Сказав выше «военные вещи Бондарева», мы не оговорились. Чтение позднего, «мирного» Бондарева оставляет неистребимое ощущение, что книги его написаны не одним, а двумя людьми. Возьмём, к примеру, «Берег», где первую и третью «мирные» части читать, признаться, трудно: по причине чрезмерной литературности самого вещества прозы, удивительного какого-то обилия неточных эпитетов и описания непродуманных эмоций. Но вторая, военная часть «Берега» опять удивительно хороша — прозы такого уровня в России очень мало.

Впрочем, некоторые поздние вещи Бондарева, скажем, «Бермудский треугольник», не распадаются и выглядят вполне крепко: но при ближайшем рассмотрении выясняется, что и этот роман, по сути, связан с войной и являет собой описание не очень далёких от передовой тылов уже идущей новой Гражданской.

Бондарев, повторимся, писатель военный — что его вовсе не умаляет, как не может умалить такое определение, скажем, Василя Быкова.

Как военного писателя Леонов и узнал Бондарева.

Их познакомил Александр Овчаренко в 1971 году, кстати, 23 февраля.

В первом же их разговоре, как нам кажется, заложена суть последующих литературных взаимоотношений Бондарева и Леонова.

Последний сразу спросил Бондарева о Достоевском: это была первая и привычная леоновская проверка.

— Мне ближе Толстой с его плотскостью, мясистостью, жизненностью, — честно ответил Бондарев. — Достоевского тоже люблю, но он меня часто смущает алогичностью.

Леонов, вспоминает Овчаренко, долго молчал, потом сказал:

— У него не алогичность.
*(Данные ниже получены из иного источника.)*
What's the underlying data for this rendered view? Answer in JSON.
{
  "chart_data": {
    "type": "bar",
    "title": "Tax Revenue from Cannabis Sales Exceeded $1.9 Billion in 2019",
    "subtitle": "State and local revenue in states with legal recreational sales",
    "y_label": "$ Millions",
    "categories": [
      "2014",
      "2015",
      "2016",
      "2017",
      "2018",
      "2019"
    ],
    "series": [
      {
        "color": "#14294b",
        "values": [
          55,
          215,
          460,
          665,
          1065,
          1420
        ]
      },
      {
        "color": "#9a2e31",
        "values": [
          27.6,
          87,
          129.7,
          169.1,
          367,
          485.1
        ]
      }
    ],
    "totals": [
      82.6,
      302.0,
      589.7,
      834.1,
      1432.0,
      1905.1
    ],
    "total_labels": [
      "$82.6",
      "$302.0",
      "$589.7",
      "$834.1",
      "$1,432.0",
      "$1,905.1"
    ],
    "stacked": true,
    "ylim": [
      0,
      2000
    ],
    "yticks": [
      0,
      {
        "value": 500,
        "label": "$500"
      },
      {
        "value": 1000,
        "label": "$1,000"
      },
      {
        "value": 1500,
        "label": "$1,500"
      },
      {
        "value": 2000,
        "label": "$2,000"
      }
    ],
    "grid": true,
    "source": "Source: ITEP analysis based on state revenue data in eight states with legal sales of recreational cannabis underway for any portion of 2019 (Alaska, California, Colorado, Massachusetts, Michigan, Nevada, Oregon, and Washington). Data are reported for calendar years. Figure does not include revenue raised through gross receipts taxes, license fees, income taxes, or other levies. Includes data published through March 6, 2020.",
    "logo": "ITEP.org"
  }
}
Сила искусства достигается другим — наибольший эффект дают ходы шахматного коня. Я пишу три главы, всё развивается последовательно, читатель ждёт дальше того-то. И вдруг я делаю резкий, непредвиденный им поворот, всё летит черепками… А между тем внутренне это обусловлено, а не то, чего ждал читатель. Это — ход конём.

Умение «ходить конём», к слову, одно из главных отличий Леонова от всех иных его современников.
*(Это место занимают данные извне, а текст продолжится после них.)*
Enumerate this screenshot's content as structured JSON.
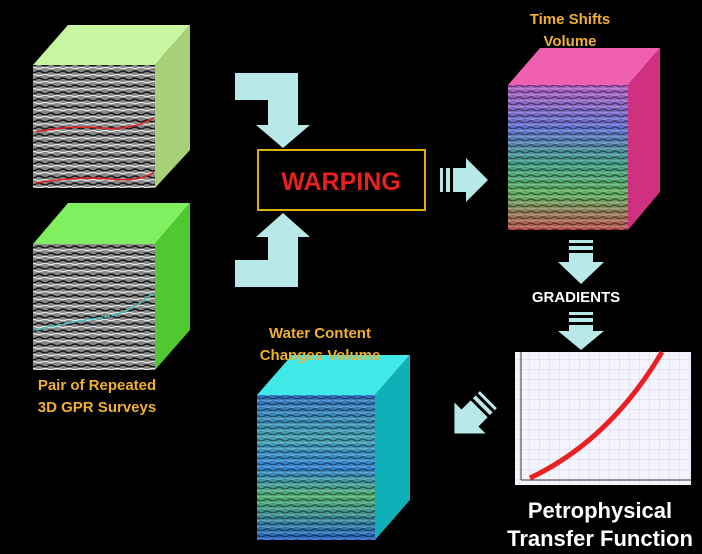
{
  "labels": {
    "time_shifts": [
      "Time Shifts",
      "Volume"
    ],
    "warping": "WARPING",
    "gradients": "GRADIENTS",
    "water_content": [
      "Water Content",
      "Changes Volume"
    ],
    "surveys": [
      "Pair of Repeated",
      "3D GPR Surveys"
    ],
    "transfer": [
      "Petrophysical",
      "Transfer Function"
    ]
  }
}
Большинство русских писателей прошлого века выстраивали сюжет почти прямолинейно. Леонов в лучших своих вещах строит сюжет как кардиограмму, на которую наложена ещё одна кардиограмма. Совпадение одного сердечного удара с другим — это и есть леоновский сюжет.
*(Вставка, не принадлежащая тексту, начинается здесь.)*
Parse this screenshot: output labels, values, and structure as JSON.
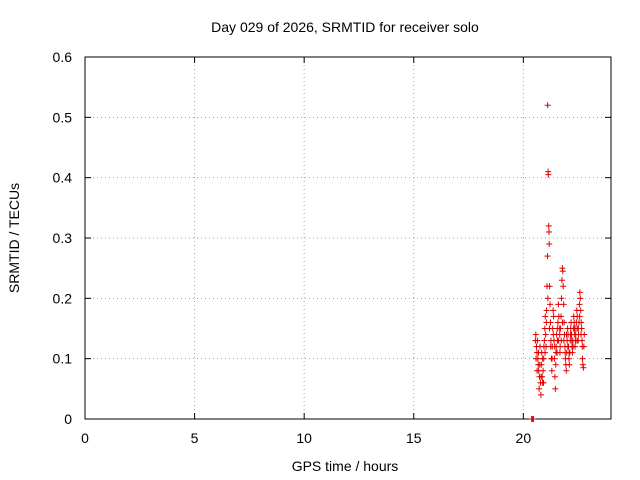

Упомянутому Овчаренко Леонов рисовал и построение своей фразы примерно следующим образом. У одних фраза, скажем, такая: -  -  -  - . У Леонова всё строится куда сложнее, например, так: //-\\.

Леонов ещё не раз будет обсуждать строение сюжета и фразы с Бондаревым, и это, наверное, ещё один, после Проскурина, случай, когда леоновская наука по большей части пойдёт писателю во вред.

Огромная сила Бондарева была совсем в другом, он «добывал» неслыханную и ошарашивающую музыку ясностью своей, мужеством, меткостью, жизненностью. То есть наследованием толстовскому, но ни в коем случае не Достоевскому пути.

Всякий раз, когда Бондарев будет «ходить конём», хоть в пределах одной фразы, хоть в целых романах, он будет ломать свою же, такую простую и мудрую, партию.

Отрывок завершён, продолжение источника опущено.